Lot Essay
‘Each colour is the result of burning, for each substance burns with a particular colour. The processes talked about in alchemy are parallel to the processes in painting. For that reason I am fascinated with alchemy. But my work is not just my painting -- it is something else. Painting holds me in check, so to speak, or keeps me from flying off in other directions. It is a way of being anchored in the world’
(S. Francis, quoted in J. Butterfield, ‘The Other Side of Wonder’, in Sam Francis: Works on Paper, Boston, 1979).
Painted in 1957, Sam Francis’ Untitled is a stunning example from a series of works that explored the visual power of white. Produced between 1957 and 1959, these works were based on a chapter in Herman Melville’s Moby Dick, in which Ishmael relates his fear of the whiteness of the great whale: ‘It was the whiteness of the whale that above all things appalled me’, Ishmael relates, ‘so mystical and well-nigh ineffable was it, that I almost despair of putting it in a comprehensible form’ (S. Francis, quoted in P. Selz, Sam Francis, New York, 1982, p. 62). In the present work, Francis captures this very sensation through the medium of paint. His seemingly extreme drive for empty and open spaces is stunningly counterbalanced by an urge to scatter and stain the blankness of an overly ordered world. The trickles and splatters of paint recall a flash of lightening, as a transient as thunder, as streams of dripping pigment fall dynamically to the bottom of the painting, and the electrical image hums with energy and grace. The limitless expanse of white mass punctures and separates the active colour whorl and its suspended lower satellite threatening to consume it, yet the force burst of colour, like footsteps in a white snowfield or a flight of birds against the sky, resists and even violates the white with its invincible presence.

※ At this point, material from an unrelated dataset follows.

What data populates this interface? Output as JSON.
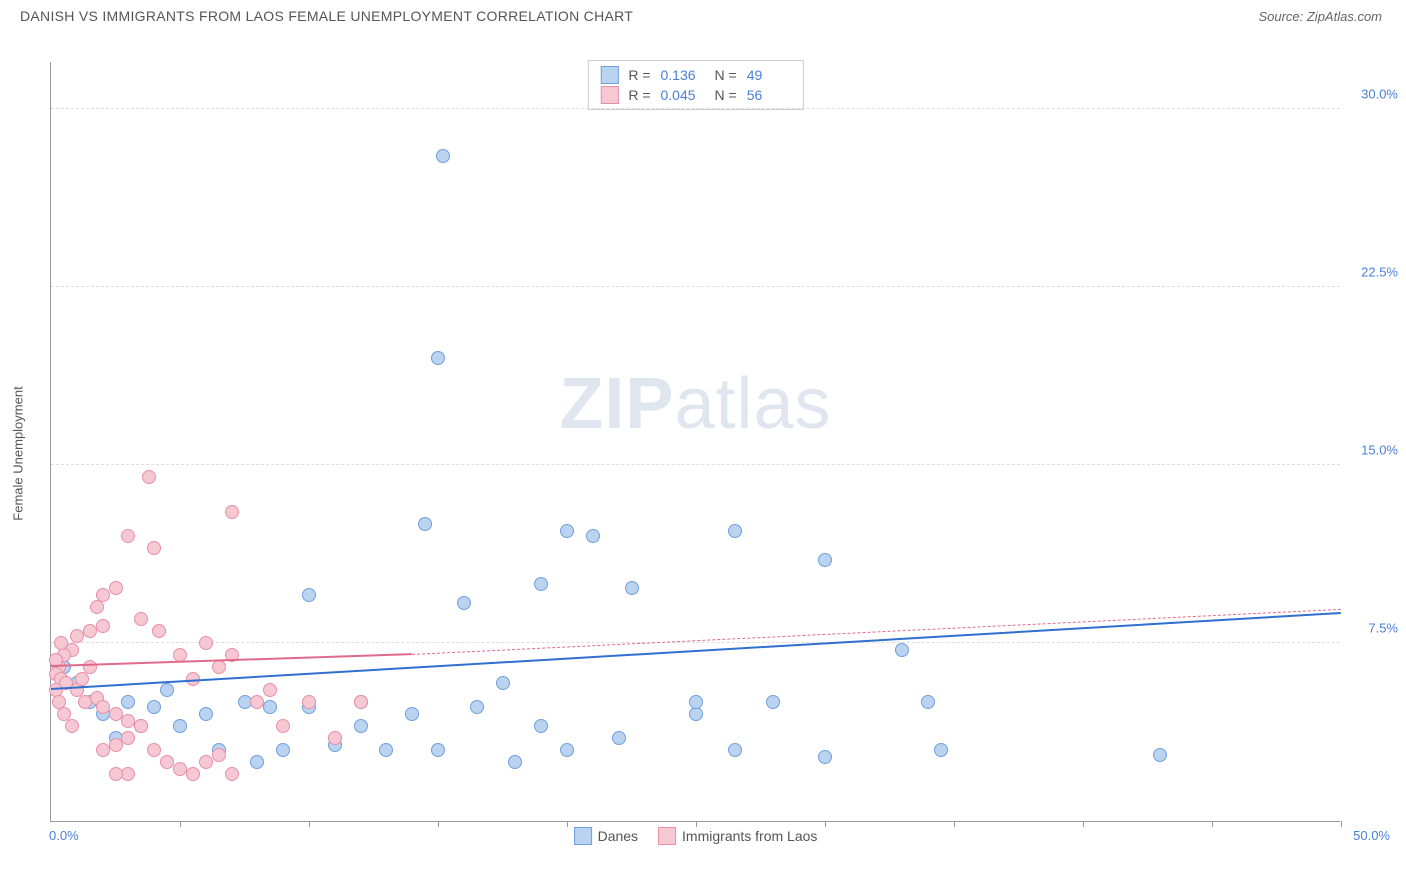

A second-generation Abstract Expressionist, Francis reinvented the physical act of painting, exploiting drips, splatters, and controlled surface accidents. He did not follow a systematic system of experimentation but rather simply allowed oil and acrylic to coexist on the surface, sometimes side by side, sometimes overlapping. As a colourist, Francis’ roots are deeply embedded in the Modernist tradition; yet in his work colour is not simply released from line, nor is it colour for its own sake, but colour for its meaning and power. Francis liked to use highly pigmented, saturated colours, where the ratio of dry material to liquid dispersion yielded a super-rich tint. The luminous intensity of his colours is, in Francis's words, ‘like a firing of the eye. Colour is light on fire, each colour is the result of burning, for each substance burns with a particular colour. The processes talked about in alchemy are parallel to the processes in painting. For that reason I am fascinated with alchemy. But my work is not just my painting -- it is something else. Painting holds me in check, so to speak, or keeps me from flying off in other directions. It is a way of being anchored in the world’ (S. Francis, quoted in J. Butterfield, ‘The Other Side of Wonder’, Sam Francis: Works on Paper, Boston, 1979).